GINGRICH – CAN HE DO IT?

NATIONAL REVIEW ONLINE www.nationalreview.com

Hour of Newt

South Carolina Republicans delivered what former president George W. Bush once called a “thumpin’” to Mitt Romney. Republicans have too many misgivings about Romney — misgivings we share — to give him a shortcut to the nomination. He will have to earn it, if he can. So far he has been content to deliver lifeless platitudes, apparently under the impression that saying he “believes in America” is the way to clinch an argument rather than begin or summarize one. Instead of projecting strength, he has wilted under challenge. For a while there, his position on releasing tax returns was starting to look as convoluted as the tax code itself. He has done little to persuade conservative voters that he will fight for our priorities.

But attention must now turn to South Carolina’s big winner, Newt Gingrich. If the question before South Carolinians was whether to declare the nomination contest over by choosing Romney, the question before Floridians is whether to make Gingrich the front-runner. Romney is now running a sharply negative campaign in order to capitalize on this distinction.

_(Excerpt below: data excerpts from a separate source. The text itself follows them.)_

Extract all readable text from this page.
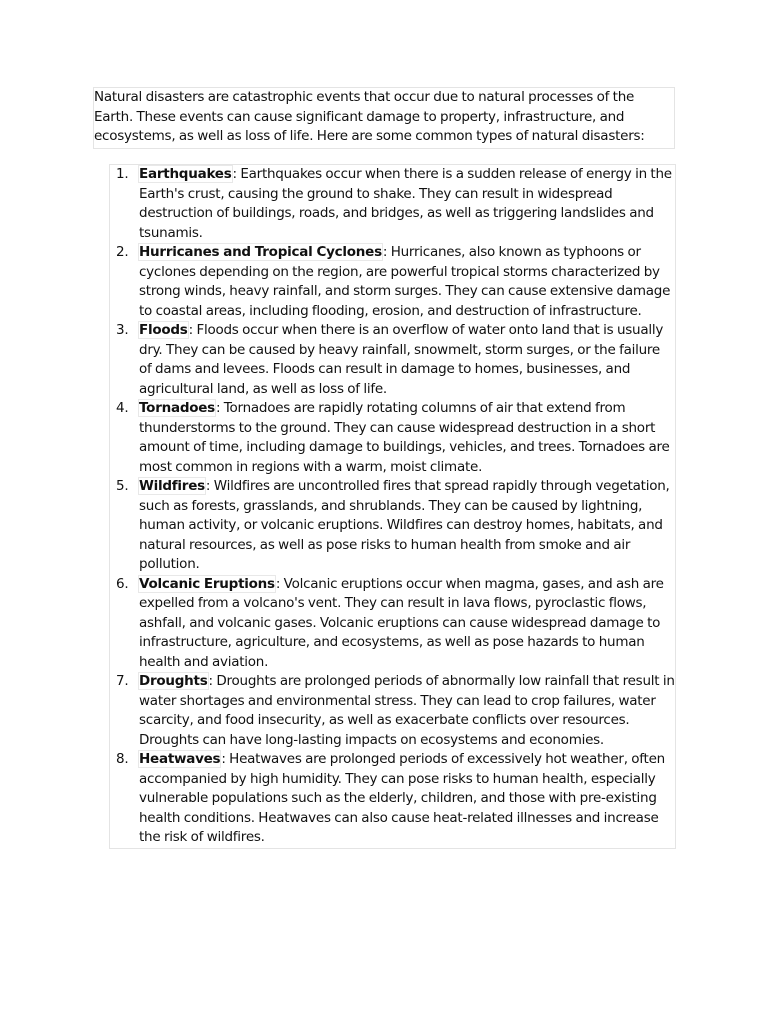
Natural disasters are catastrophic events that occur due to natural processes of the Earth. These events can cause significant damage to property, infrastructure, and ecosystems, as well as loss of life. Here are some common types of natural disasters:

1. Earthquakes: Earthquakes occur when there is a sudden release of energy in the Earth's crust, causing the ground to shake. They can result in widespread destruction of buildings, roads, and bridges, as well as triggering landslides and tsunamis.
2. Hurricanes and Tropical Cyclones: Hurricanes, also known as typhoons or cyclones depending on the region, are powerful tropical storms characterized by strong winds, heavy rainfall, and storm surges. They can cause extensive damage to coastal areas, including flooding, erosion, and destruction of infrastructure.
3. Floods: Floods occur when there is an overflow of water onto land that is usually dry. They can be caused by heavy rainfall, snowmelt, storm surges, or the failure of dams and levees. Floods can result in damage to homes, businesses, and agricultural land, as well as loss of life.
4. Tornadoes: Tornadoes are rapidly rotating columns of air that extend from thunderstorms to the ground. They can cause widespread destruction in a short amount of time, including damage to buildings, vehicles, and trees. Tornadoes are most common in regions with a warm, moist climate.
5. Wildfires: Wildfires are uncontrolled fires that spread rapidly through vegetation, such as forests, grasslands, and shrublands. They can be caused by lightning, human activity, or volcanic eruptions. Wildfires can destroy homes, habitats, and natural resources, as well as pose risks to human health from smoke and air pollution.
6. Volcanic Eruptions: Volcanic eruptions occur when magma, gases, and ash are expelled from a volcano's vent. They can result in lava flows, pyroclastic flows, ashfall, and volcanic gases. Volcanic eruptions can cause widespread damage to infrastructure, agriculture, and ecosystems, as well as pose hazards to human health and aviation.
7. Droughts: Droughts are prolonged periods of abnormally low rainfall that result in water shortages and environmental stress. They can lead to crop failures, water scarcity, and food insecurity, as well as exacerbate conflicts over resources. Droughts can have long-lasting impacts on ecosystems and economies.
8. Heatwaves: Heatwaves are prolonged periods of excessively hot weather, often accompanied by high humidity. They can pose risks to human health, especially vulnerable populations such as the elderly, children, and those with pre-existing health conditions. Heatwaves can also cause heat-related illnesses and increase the risk of wildfires.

Since neither Gingrich nor Romney can make the case that he is a purebred conservative or a world-beating political talent, both are now essentially relying on a negative argument: The other guy is unreliable and unelectable. There is enough truth in both indictments to explain the continued appeal of other candidates’ joining the race.

Among the present candidates, we continue to prefer Romney and Rick Santorum over Gingrich and Ron Paul. Our opposition to Paul is based on our disagreement with a foreign policy based on what we consider a dangerously naïve and narrow conception of U.S. interests. Our opposition to Gingrich, by contrast, is not based on any philosophical disagreement. Among Gingrich, Romney, and Santorum, we find only minor ideological differences. None has been a consistent small-government conservative in office; all are running on conservative, and similar, platforms this year.

Thus it seems to us that the key question is which candidate can best make that platform a reality by first beating Obama and then governing successfully. Exit polls suggest that South Carolina Republicans considered Gingrich the most electable candidate. He argues that he would make the strongest Republican nominee because he would be able to beat Obama in debates — a claim that his strong performance in the Republican debates so far reinforces.

Gingrich’s best moments in the debates have come when he has hammered the press for liberalism and triviality. Republicans have responded positively, in part because they think, as we do, that the mainstream media has had too much influence over the Republican nomination contest because of all of these media-sponsored debates. The general election will be very different. It is unlikely that the debates will be as numerous or will matter as much; they rarely do.

The public at large dislikes the media too, but not with the same intensity that conservatives do: Gingrich as nominee would have to train his fire on Obama, who will be able to fight back as John King could not. Nor will the public at large be as impressed by Gingrich’s willingness to attack Obama as a clueless radical as Republicans are. (If voters decide in 2012 to reward the most slashing or sardonic debater before them with the presidency, it will be a first.) When Republicans found themselves in tight spots during the Reagan presidency, they waited for their leader to give a speech to show them the way forward and rally the troops. When Gingrich was Speaker, Republicans never sought him to intervene in legislative debates to turn the tide.

There is much more to general elections than debates, and there is much more to the presidency than giving speeches. On an intellectual level Gingrich knows this, but he has little experience either in contesting elections with large numbers of voters of varying views or in running large organizations. Romney has executive experience, unlike Gingrich or Santorum, and in past elections voters have seemed to value that experience. But at least Santorum, like Romney, has been elected to statewide office before, and like Romney has shown himself able to reach beyond the Republican base in doing so. Santorum’s record in this regard beats Romney’s, since Santorum won statewide in Pennsylvania twice. Only Gingrich has never been elected to office from anything larger than a congressional district; only Gingrich has never had to reach beyond the Republican base vote to win an election.

Gingrich has been  a nationally known figure for a long time: when the economy was booming and when it has been in a slump; when Republicans were on top and when the public disliked them; when the national mood was sunny and when it was sour. Amid all the tumult of the last 18 years there has been this constant: Gingrich has never been popular. Polls have never shown more than 43 percent of the public viewing him favorably at any point in his career. Gingrich backers say that he is inspiring. What he mostly seems to inspire is opposition.

It should go without saying that Gingrich also offers more material than the other candidates for Democrats to drive his numbers in the wrong direction. Any Republican nominee will draw criticism for being too biased toward the rich. Not every Republican nominee will be attacked for cruelty in his personal life.

None of these candidates can be guaranteed to beat Obama (or run a successful White House), and under the right circumstances any of them could. For Republicans to choose Gingrich, though, would be a gamble, with everything from the Supreme Court to Obamacare to our nation’s alliances riding on the outcome.